Balls: Politicising the police
Ed Balls MP, Labour’s shadow home secretary comments on the government’s police reform and responsibility:
“At its heart this goes against a 150 year tradition of keeping politics out of policing. It raises the very real prospect of a politician telling a chief constable how to do their job. Even the government’s own consultation confirms the very real fear that plans for elected police chiefs will see money spent on bringing politicians into running the police instead of on the frontline.
“People will be rightly angry if the government can find the money for this at a time when the police are facing twenty per cent cuts that will mean thousands fewer police officers.
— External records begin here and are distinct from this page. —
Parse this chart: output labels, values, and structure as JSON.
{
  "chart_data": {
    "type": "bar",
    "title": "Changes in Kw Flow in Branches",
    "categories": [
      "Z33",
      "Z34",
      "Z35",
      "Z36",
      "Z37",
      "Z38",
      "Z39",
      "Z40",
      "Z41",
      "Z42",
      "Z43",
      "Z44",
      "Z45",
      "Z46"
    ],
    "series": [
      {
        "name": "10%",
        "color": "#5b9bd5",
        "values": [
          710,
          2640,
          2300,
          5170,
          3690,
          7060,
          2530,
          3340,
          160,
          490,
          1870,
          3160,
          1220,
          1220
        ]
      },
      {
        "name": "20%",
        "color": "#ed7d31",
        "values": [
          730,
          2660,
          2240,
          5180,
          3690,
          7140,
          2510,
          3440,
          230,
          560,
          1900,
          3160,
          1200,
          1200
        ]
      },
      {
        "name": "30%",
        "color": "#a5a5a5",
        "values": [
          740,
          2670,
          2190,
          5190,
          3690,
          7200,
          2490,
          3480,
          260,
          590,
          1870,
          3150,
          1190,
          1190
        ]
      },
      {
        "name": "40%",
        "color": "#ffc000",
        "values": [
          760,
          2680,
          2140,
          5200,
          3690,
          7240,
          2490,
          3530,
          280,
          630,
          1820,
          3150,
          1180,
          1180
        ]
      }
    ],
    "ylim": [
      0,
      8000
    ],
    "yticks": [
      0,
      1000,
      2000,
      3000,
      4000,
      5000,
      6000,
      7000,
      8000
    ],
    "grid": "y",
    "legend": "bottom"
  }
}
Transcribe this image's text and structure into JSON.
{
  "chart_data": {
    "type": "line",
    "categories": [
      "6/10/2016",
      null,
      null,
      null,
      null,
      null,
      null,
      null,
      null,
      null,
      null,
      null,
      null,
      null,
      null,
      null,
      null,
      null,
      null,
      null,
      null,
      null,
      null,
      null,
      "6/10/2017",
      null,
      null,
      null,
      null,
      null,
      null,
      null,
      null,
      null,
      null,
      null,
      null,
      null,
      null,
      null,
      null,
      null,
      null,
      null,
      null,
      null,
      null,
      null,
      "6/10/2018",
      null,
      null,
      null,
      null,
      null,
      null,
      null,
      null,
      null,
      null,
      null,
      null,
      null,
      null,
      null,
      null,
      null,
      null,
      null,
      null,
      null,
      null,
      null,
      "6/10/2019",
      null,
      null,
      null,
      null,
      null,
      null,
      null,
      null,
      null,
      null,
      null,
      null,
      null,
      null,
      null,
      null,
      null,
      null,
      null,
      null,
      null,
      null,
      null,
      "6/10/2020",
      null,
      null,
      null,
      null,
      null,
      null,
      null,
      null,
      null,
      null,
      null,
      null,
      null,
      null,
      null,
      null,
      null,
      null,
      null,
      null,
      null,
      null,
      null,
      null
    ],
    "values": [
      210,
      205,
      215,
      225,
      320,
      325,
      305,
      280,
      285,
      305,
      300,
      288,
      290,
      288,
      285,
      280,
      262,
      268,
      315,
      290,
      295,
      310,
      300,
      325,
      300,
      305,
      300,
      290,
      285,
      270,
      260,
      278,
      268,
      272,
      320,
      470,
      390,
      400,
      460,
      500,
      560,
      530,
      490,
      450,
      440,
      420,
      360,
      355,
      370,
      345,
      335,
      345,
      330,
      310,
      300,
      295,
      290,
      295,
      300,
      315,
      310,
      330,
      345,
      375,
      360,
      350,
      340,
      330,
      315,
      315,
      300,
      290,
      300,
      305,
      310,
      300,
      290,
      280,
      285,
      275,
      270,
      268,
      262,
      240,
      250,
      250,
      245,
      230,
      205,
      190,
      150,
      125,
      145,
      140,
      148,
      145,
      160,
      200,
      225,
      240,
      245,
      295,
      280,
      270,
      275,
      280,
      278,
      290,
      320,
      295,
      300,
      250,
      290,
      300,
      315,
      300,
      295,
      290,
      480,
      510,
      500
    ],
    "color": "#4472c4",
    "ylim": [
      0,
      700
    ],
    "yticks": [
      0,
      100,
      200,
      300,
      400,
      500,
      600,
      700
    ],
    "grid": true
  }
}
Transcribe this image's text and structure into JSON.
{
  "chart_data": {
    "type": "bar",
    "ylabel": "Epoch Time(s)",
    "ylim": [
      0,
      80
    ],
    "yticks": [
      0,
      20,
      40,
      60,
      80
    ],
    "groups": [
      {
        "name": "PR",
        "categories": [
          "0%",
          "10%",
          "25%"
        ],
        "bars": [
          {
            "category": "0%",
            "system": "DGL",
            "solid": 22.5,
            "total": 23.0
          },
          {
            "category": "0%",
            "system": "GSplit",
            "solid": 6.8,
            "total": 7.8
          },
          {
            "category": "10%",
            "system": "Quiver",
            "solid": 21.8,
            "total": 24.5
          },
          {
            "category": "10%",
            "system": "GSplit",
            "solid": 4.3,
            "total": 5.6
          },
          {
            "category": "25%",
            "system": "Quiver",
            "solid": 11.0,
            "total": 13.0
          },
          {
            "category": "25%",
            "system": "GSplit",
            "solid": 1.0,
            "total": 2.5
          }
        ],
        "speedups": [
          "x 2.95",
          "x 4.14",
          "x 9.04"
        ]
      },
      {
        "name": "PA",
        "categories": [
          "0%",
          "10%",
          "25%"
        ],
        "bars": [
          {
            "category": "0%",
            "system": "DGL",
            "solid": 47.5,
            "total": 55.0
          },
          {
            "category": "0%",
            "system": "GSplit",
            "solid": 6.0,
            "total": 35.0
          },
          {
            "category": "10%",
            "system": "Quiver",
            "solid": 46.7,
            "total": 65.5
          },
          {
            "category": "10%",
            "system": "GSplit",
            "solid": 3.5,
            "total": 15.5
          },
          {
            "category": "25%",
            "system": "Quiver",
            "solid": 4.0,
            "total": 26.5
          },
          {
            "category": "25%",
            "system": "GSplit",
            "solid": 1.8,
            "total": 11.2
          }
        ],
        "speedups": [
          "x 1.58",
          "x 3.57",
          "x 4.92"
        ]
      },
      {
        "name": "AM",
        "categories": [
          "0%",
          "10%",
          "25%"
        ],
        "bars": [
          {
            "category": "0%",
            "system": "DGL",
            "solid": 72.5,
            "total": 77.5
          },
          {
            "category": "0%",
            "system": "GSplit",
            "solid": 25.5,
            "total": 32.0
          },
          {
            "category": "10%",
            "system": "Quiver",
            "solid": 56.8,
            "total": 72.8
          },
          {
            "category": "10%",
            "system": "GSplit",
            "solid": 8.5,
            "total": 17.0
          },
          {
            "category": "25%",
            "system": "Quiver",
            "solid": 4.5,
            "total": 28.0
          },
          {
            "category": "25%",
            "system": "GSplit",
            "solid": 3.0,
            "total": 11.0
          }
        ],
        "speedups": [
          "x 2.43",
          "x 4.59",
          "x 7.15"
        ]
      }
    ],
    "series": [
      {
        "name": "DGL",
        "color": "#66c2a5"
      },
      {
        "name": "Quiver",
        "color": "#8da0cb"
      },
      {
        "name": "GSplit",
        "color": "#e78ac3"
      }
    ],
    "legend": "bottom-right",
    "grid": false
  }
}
When this controversial top-down experiment comes with an estimated cost of £100million – the equivalent of 600 full time police officers – it’s time for the government to think again.
“While police officers are being cut, it’s shocking that ministers have told private meetings that their new elected police commissioners will have political spin doctors at a cost of £2 million. This risks politicising the police further and at huge cost to the public, yet a single elected police chief for an area as large as the West Midlands, Greater Manchester or North Wales will do little to improve local police accountability.
“If true the government’s plan to recruit thousands of part time volunteer police, at the same time as twenty per cent cuts will mean losing our most experienced officers, will confirm people’s worst fears about what David Cameron’s ‘big society’ really means. Special constables play a really important role, but volunteers are no substitute for the thousands of experienced full-time officers who face the chop.”